Yeah, I was noticing that in https://github.com/openslide/openslide/pull/454. It seems like useful functionality, but I could also imagine a caller wanting direct access to a physical frame number. Would it make sense to add a higher-level getframe function that does the mapping and reads the tile, and maybe a helper API function for debugging that only does the mapping? Those functions could even take (row, col) coordinate parameters so the caller doesn't have to do that math.

jcupitt commented 1 year ago

Here's the matching PR in openslide:

https://github.com/openslide/openslide/pull/454

Although tests are failing there. libdicom assumes that TotalMatrixPixelColumns is present, but the sample DICOM openslide is using does not have that tag. Does anyone know if WSI DICOMs always have that tag defined, or is it optional?

jcupitt commented 1 year ago

Would it make sense to add a higher-level getframe function that does the mapping and reads the tile, and maybe a helper API function for debugging that only does the mapping? Those functions could even take (row, col) coordinate parameters so the caller doesn't have to do that math.

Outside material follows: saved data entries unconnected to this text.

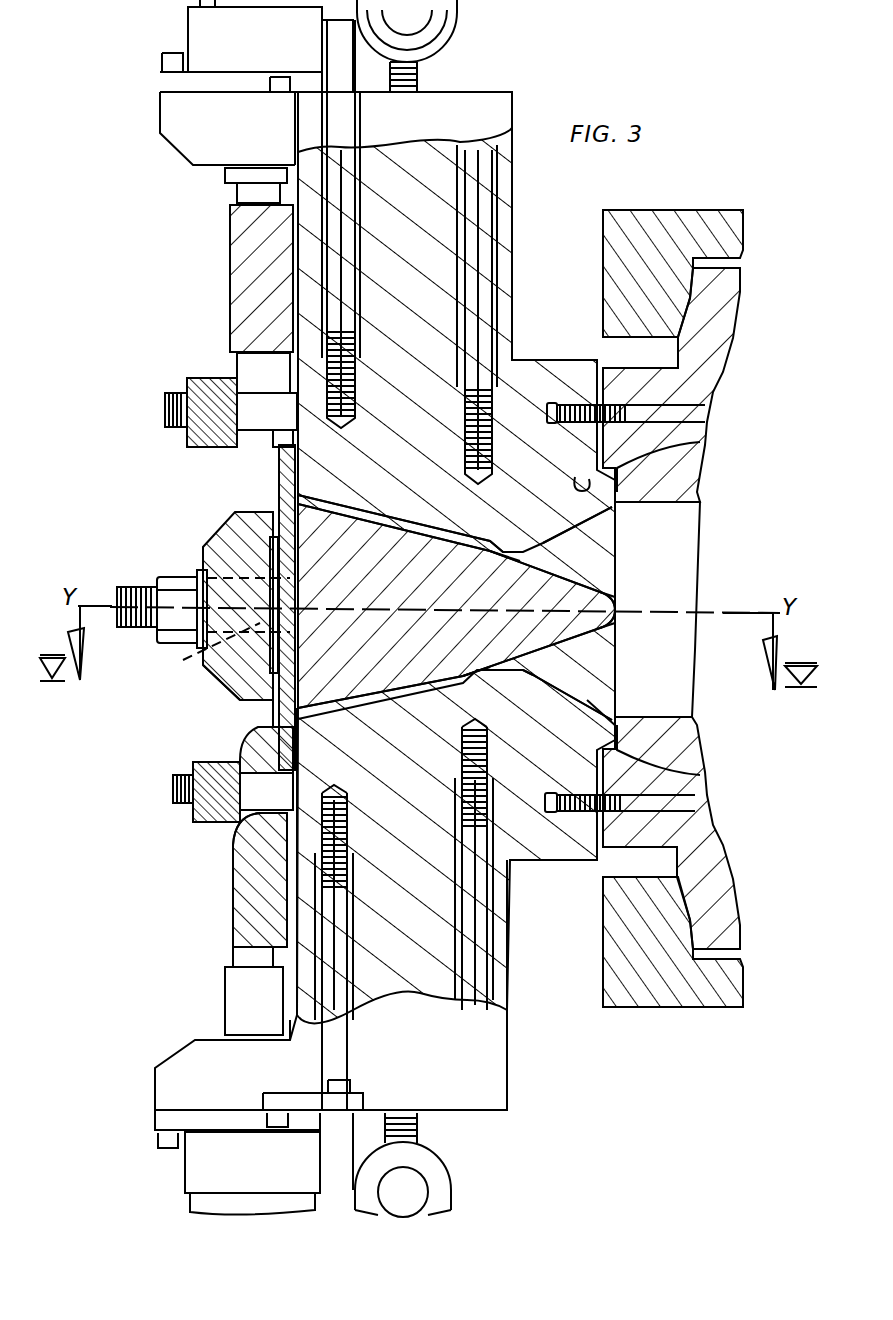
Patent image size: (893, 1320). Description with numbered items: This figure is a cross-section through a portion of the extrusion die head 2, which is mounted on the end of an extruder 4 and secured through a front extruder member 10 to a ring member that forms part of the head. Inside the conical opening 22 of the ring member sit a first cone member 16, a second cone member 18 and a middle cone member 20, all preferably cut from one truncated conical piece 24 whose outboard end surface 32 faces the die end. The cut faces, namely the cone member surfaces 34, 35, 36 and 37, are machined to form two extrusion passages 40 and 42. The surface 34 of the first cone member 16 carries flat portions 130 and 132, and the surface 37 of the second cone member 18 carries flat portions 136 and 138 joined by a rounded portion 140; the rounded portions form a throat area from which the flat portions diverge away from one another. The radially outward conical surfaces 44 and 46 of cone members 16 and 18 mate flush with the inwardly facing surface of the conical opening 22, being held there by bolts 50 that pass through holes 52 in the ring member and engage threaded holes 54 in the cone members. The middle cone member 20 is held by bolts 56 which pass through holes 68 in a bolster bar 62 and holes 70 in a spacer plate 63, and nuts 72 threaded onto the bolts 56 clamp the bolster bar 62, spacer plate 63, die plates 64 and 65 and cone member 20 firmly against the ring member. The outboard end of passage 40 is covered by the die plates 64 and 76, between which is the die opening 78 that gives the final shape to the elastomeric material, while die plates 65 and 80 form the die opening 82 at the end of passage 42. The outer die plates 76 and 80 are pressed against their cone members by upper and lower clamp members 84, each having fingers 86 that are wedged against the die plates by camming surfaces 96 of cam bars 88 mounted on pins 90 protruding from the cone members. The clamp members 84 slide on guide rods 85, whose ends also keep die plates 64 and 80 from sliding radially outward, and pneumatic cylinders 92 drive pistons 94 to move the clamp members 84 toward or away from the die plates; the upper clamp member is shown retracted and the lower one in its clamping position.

The extrusion die head 2 is at (456, 68).
The extruder 4 is at (647, 211).
The front extruder member 10 is at (713, 290).
The first cone member 16 is at (700, 502).
The second cone member 18 is at (613, 713).
The middle cone member 20 is at (625, 614).
The conical opening 22 is at (310, 318).
The truncated conical piece 24 is at (298, 885).
The outboard end surface 32 is at (283, 442).
The cone member surface 34 is at (627, 538).
The cone member surface 35 is at (613, 592).
The cone member surface 36 is at (605, 636).
The cone member surface 37 is at (627, 679).
The extrusion passage 40 is at (608, 580).
The extrusion passage 42 is at (600, 673).
The conical surface 44 is at (518, 473).
The conical surface 46 is at (512, 887).
The bolts 50 is at (482, 260).
The holes 52 is at (497, 222).
The threaded holes 54 is at (356, 428).
The bolts 56 is at (142, 628).
The bolster bar 62 is at (228, 534).
The spacer plate 63 is at (273, 627).
The die plate 64 is at (272, 522).
The die plate 65 is at (242, 693).
The holes 68 is at (205, 563).
The holes 70 is at (208, 648).
The nuts 72 is at (162, 578).
The die plate 76 is at (280, 470).
The die opening 78 is at (297, 498).
The die plate 80 is at (243, 748).
The die opening 82 is at (273, 715).
The clamp members 84 is at (238, 275).
The guide rods 85 is at (287, 200).
The fingers 86 is at (245, 355).
The cam bars 88 is at (215, 380).
The pins 90 is at (172, 405).
The pneumatic cylinders 92 is at (195, 28).
The pistons 94 is at (240, 190).
The camming surfaces 96 is at (238, 845).
The flat portion 130 is at (517, 556).
The flat portion 132 is at (600, 520).
The flat portion 136 is at (552, 549).
The flat portion 138 is at (597, 697).
The rounded portion 140 is at (545, 663).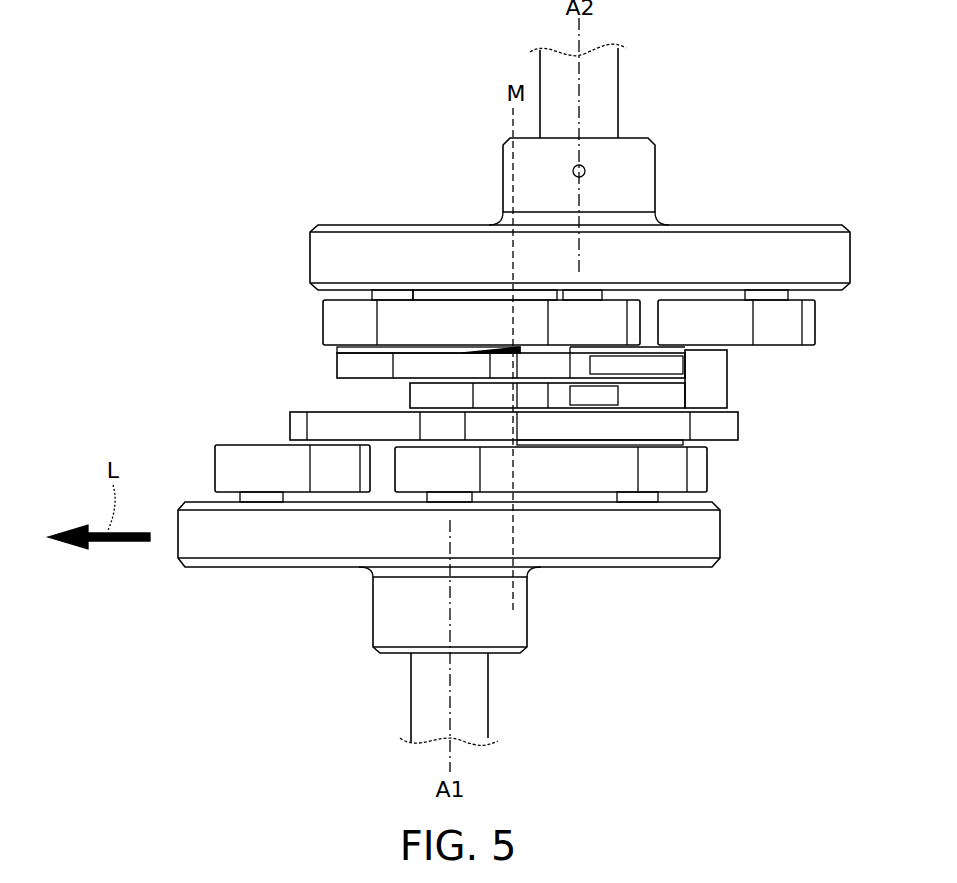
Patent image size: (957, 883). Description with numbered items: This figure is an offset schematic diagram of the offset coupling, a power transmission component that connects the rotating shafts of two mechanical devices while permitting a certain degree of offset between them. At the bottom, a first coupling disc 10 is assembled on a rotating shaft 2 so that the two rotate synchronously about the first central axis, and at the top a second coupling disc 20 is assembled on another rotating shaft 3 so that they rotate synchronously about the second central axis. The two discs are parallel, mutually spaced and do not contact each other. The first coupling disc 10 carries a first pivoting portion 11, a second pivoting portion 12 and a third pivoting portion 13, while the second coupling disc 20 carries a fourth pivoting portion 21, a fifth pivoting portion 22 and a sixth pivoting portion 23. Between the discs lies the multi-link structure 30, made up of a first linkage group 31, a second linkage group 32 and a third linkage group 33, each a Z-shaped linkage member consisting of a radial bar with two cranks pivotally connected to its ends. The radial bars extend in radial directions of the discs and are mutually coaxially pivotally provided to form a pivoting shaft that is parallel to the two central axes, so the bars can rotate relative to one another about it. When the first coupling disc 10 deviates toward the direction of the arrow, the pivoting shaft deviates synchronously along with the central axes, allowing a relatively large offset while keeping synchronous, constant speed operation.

The rotating shaft 2 is at (480, 698).
The rotating shaft 3 is at (608, 95).
The first coupling disc 10 is at (212, 547).
The first pivoting portion 11 is at (263, 497).
The second pivoting portion 12 is at (643, 497).
The third pivoting portion 13 is at (437, 495).
The second coupling disc 20 is at (342, 247).
The fourth pivoting portion 21 is at (778, 292).
The fifth pivoting portion 22 is at (390, 292).
The sixth pivoting portion 23 is at (592, 292).
The multi-link structure 30 is at (826, 357).
The first linkage group 31 is at (724, 430).
The second linkage group 32 is at (618, 398).
The third linkage group 33 is at (676, 367).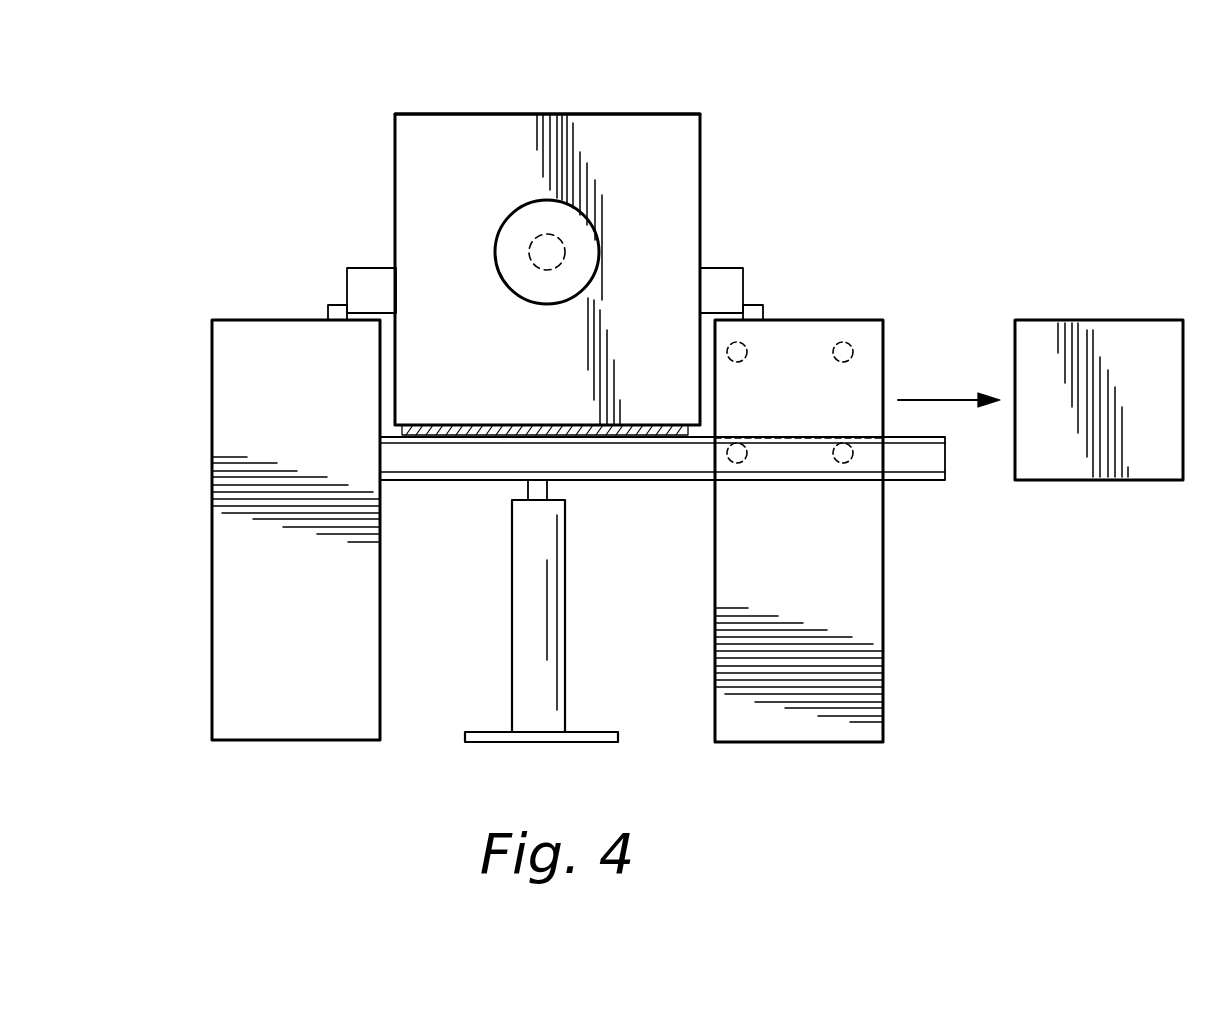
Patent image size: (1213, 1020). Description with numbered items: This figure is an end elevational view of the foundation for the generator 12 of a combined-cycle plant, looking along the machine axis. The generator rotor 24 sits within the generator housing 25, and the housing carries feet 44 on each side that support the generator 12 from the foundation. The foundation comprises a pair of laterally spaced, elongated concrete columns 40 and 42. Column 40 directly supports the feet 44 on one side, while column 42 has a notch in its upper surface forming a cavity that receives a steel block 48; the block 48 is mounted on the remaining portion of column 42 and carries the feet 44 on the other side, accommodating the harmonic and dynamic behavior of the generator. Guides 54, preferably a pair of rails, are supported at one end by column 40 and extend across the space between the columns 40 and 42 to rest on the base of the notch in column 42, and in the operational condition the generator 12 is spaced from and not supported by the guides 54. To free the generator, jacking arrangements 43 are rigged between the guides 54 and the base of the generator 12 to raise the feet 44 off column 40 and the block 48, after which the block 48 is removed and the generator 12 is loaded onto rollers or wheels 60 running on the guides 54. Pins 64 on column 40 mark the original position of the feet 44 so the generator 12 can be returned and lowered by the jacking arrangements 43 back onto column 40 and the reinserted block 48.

Good idea. Perhaps we could add this API in a follow-up PR?

bgilbert commented 1 year ago

libdicom assumes that TotalMatrixPixelColumns is present, but the sample DICOM openslide is using does not have that tag. Does anyone know if WSI DICOMs always have that tag defined, or is it optional?

The DICOM sample in the synthetic test isn't a WSI DICOM; it uses the Multi-frame True Color Secondary Capture Image Storage SOP. We're just using it to test that our linkage to libdicom works correctly.

Good idea. Perhaps we could add this API in a follow-up PR?

This PR removes the caller's ability to read a frame from the DICOM by physical frame number, right? If we're planning to undo that, I think it makes sense to do so in this PR.

jcupitt commented 1 year ago

That's fair. OK, read_frame() now takes a frame number again, as before, while there's a new API call:

DcmFrame *dcm_filehandle_read_frame_position(DcmError **error,
                                             DcmFilehandle *filehandle,
                                             uint32_t column,
                                             uint32_t row)

Which fetches a tile at an (x, y) position, numbering from zero and taking account of PerFrameFunctionalGroupSequence, if necessary.

I'll update the openslide PR to use this new thing.

jcupitt commented 1 year ago

OK, it's now working with openslide, libvips, vipsdisp, and all my test DICOMs. I think this is ready to merge.

jcupitt commented 1 year ago

This is now tested on all platforms. I've merged this to main on my jcupitt/libdicom fork and openslide has been updated to use that.

I'll leave this PR open for reference and in case any review is needed later.